Lawsuit leads to barring playground fun





BERNE — The Berne-Knox-Westerlo School District is not monkeying around with the possibility of another lawsuit.

Monday, at its monthly meeting, the school board voted unanimously to remove monkey bars from the district’s playgrounds at the Berne and Westerlo elementary schools.

The vote came after a recommendation from the district’s health and safety committee.
Business Administrator Gregory Diefenbach, who is on the committee, told the board the committee voted 18 to 5 to recommend the removal. The district is facing two lawsuits because children who have broken their arms falling from the equipment, Diefenbach said. One lawsuit, he said, "could be potentially in the six figures."

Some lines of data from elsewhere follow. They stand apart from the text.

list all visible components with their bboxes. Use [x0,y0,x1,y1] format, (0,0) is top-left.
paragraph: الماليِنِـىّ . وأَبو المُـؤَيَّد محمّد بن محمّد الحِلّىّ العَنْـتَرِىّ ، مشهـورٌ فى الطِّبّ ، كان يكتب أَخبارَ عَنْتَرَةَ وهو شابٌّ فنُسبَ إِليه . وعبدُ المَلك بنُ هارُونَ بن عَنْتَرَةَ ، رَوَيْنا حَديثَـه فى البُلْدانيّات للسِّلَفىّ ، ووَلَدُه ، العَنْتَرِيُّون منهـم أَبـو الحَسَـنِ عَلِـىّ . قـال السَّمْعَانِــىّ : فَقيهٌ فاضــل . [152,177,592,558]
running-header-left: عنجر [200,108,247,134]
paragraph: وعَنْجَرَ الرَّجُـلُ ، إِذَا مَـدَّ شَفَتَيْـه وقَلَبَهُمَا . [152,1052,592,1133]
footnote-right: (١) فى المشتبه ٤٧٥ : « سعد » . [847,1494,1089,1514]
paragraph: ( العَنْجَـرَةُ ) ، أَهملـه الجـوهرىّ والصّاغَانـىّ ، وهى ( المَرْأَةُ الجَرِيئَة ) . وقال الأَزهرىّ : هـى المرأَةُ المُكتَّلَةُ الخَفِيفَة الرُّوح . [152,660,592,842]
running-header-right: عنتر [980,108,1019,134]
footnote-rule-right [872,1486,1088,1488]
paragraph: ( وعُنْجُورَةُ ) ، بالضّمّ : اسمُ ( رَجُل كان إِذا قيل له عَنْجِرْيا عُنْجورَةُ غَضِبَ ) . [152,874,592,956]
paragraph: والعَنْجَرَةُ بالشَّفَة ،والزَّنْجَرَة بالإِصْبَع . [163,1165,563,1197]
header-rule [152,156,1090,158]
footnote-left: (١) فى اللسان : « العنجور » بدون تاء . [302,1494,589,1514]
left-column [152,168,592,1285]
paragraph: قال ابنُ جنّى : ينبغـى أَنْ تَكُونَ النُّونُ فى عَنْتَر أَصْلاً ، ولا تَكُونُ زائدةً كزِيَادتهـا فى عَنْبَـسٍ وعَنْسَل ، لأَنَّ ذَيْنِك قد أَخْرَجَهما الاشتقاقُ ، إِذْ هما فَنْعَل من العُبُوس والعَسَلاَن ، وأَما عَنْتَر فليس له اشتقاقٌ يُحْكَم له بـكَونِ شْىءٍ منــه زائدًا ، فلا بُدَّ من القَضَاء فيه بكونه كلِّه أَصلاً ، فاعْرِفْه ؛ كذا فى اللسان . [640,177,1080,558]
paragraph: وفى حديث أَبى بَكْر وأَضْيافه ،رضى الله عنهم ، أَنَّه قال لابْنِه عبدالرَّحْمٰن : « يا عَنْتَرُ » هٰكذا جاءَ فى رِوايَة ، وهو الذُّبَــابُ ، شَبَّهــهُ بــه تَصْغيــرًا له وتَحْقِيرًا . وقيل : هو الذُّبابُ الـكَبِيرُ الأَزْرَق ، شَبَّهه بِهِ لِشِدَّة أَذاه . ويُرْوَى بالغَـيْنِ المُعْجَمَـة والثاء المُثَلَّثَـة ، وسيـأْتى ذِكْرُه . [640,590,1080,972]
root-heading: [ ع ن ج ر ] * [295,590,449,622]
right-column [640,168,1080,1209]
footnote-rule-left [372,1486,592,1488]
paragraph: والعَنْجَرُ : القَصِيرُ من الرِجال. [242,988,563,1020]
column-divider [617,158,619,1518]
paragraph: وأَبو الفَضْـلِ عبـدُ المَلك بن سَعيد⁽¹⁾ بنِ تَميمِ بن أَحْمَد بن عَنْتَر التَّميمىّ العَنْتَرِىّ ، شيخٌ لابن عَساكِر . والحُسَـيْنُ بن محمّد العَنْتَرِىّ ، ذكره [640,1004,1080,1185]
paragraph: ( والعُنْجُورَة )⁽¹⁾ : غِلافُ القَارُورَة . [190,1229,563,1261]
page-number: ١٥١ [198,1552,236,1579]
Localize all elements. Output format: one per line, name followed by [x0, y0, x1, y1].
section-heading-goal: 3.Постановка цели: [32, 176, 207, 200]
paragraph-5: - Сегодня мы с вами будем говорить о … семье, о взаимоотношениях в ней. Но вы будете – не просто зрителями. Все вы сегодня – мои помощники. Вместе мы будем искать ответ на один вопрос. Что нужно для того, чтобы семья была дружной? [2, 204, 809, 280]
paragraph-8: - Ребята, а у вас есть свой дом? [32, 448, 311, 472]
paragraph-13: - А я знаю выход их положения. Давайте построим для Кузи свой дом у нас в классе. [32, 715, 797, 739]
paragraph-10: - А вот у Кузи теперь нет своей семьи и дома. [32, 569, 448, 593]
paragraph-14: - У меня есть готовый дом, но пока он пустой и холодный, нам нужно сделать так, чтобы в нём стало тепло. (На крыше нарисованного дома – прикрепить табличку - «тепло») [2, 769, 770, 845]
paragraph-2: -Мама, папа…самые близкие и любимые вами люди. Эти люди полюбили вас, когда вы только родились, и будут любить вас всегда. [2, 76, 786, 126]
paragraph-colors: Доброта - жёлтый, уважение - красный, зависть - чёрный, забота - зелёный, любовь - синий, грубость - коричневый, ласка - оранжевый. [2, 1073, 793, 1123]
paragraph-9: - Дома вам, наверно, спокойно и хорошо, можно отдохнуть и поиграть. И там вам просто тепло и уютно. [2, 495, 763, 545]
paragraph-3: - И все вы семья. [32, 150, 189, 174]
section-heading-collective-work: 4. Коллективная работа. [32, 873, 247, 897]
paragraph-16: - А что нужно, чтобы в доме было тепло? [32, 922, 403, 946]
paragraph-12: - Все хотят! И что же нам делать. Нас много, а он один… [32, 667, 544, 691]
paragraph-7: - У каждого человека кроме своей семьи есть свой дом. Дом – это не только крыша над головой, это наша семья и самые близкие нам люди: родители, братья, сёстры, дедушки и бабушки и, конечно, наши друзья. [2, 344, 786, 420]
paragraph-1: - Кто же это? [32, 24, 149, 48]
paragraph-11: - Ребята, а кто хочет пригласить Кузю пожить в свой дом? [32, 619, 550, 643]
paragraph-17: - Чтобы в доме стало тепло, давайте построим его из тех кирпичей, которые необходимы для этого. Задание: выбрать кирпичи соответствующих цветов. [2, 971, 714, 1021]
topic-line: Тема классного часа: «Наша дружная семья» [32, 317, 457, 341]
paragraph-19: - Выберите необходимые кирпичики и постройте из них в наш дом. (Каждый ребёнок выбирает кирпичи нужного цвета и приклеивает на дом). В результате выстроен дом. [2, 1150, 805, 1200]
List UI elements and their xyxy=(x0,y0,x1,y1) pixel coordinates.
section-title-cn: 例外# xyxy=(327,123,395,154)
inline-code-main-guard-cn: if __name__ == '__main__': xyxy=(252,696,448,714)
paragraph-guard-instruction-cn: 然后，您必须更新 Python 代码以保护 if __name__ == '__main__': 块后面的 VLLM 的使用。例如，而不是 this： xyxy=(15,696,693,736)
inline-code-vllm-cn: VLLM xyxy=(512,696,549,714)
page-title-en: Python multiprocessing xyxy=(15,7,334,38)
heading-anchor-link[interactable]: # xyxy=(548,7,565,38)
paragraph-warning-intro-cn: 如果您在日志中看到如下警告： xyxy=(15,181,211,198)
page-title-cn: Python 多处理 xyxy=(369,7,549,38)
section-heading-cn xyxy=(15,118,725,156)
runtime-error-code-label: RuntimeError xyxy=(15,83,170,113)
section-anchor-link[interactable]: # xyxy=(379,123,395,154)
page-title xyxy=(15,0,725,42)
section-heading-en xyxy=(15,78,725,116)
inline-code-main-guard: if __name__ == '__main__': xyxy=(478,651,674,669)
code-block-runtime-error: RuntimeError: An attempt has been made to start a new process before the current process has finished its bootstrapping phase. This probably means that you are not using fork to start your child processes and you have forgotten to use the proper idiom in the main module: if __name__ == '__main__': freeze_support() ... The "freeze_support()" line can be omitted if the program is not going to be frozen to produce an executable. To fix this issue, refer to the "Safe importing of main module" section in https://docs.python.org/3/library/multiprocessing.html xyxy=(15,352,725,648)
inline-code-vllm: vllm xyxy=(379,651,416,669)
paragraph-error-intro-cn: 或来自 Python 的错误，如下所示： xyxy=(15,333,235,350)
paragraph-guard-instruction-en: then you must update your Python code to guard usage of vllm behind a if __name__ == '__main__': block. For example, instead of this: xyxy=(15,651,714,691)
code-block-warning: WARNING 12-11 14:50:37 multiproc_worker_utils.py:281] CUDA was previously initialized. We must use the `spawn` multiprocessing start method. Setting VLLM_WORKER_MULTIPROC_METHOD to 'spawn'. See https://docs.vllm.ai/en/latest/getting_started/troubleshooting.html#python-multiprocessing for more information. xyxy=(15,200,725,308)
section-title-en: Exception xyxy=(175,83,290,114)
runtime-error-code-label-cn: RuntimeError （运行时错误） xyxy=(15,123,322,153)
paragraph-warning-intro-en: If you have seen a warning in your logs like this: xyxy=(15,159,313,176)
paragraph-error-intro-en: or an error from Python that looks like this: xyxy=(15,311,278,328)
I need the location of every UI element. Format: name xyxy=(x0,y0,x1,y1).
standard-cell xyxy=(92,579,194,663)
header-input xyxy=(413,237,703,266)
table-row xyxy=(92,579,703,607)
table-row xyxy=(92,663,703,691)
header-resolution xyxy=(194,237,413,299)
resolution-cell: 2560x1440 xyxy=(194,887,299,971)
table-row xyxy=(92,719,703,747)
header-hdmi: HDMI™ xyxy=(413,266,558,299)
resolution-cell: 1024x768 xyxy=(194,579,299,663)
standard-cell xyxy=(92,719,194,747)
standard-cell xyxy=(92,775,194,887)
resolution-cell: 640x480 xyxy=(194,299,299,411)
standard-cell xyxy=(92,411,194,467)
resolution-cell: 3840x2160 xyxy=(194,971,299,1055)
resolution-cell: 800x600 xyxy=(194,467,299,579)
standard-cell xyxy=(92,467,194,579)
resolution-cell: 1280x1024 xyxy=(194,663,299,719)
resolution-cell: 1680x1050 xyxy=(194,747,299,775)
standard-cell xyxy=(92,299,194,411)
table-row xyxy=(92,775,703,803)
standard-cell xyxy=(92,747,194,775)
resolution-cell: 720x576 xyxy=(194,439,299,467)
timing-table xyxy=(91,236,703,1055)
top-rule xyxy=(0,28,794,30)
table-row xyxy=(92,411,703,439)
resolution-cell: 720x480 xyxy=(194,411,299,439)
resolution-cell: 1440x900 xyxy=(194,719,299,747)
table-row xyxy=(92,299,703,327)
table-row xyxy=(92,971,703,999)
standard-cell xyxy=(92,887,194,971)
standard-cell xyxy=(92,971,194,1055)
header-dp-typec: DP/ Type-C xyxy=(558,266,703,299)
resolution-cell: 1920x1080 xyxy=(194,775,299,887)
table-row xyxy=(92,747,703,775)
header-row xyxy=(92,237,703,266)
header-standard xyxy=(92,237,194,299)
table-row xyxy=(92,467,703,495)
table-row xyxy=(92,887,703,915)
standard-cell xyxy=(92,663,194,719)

Superintendent Steven Schrade told The Enterprise the lawsuits are still in litigation and are based on accidents that happened in the past year.

Diefenbach explained the reason for the five votes against the recommendation.
"The last thing we want to do is have kids and ourselves live in a bubble," he said. "I’ve fallen off my share of things. That’s the way it is when you’re a kid."

However, he said, the committee felt the possibility of more lawsuits was too great.

A set of free-standing monkey bars will be removed from each playground. The ubiquitous playground apparatus consists of two parallel bars with cross-bars, like the rungs of a ladder, suspended from poles that are taller than most children.

Monkey bars attached to other equipment will remain.

The board speculated that the length of the free-standing sets may be why they are responsible for more falls than the other, shorter ones.
Diefenbach said he doesn’t think he could make it from one side to another of the free-standing bars, even though, he pointed out, "I work out."

According to the Consumer Product Safety Commission, 45 percent of injuries on public playgrounds occur at schools. Fifty-three percent of injuries at public playgrounds happen on climbing equipment and 60 percent of those are from horizontal ladders like the monkey bars, the commission says. Most injuries are due to falling, the commission says.

For now, while the monkey bars are going, the rest of the BKW playground equipment will stay.
"We’ll wait until the next lawsuit," Schrade joked.

Goals

The board reviewed its goals for the 2005-06 school year, which are:

—To pass the budget on the first vote in May;

—To understand and comply with the state comptroller’s five-point plan for safeguarding school finance;

—To increase community awareness and knowledge about the budget process;

—To investigate the need for a course and/or extra help for students in test-taking strategies and skills;

—To expand the district’s mentoring program;

—To bring resolution to issues about valedictorian and salutatorian and weighted grades; and

—To develop a five-year facilities-use plan, including special-education requirements, the Westerlo building, and the feasibility of moving the sixth grade to the elementary school.

Other business

In other business at the Aug. 22 meeting, the Berne-Knox-Westerlo School Board:

—Discussed summer training camps for sports teams. Board member Edward Ackroyd asked if the training is required to be on a school sports team and who pays for it. He said some parents have told him their children feel pressured to attend even if they can’t afford it.
"Some are insinuated so hard, they’re almost mandatory and those concern me," Ackroyd said.

Schrade said he would have a report assembled on summer training camps by the Oct. 3 school board meeting; and

—Held a vote on not adding $47,673 to this year’s tax levy to make up for an assessing mistake made last year by the town of Knox. The vote was a 2-to-2 tie. Board president Janet Finke was absent.

Board member Karen Storm voted against the motion with Joan Adriance.
"The only thing I caution the board against, is if the mistake is made again, we’re setting a precedent," Storm said.
"$50,000 was the difference between approving and disapproving the budget," said Ackroyd, who voted for the motion with Maureen Sikule.

The district scheduled an emergency meeting to vote on the issue with all members present for Thursday at 7:15 a.m.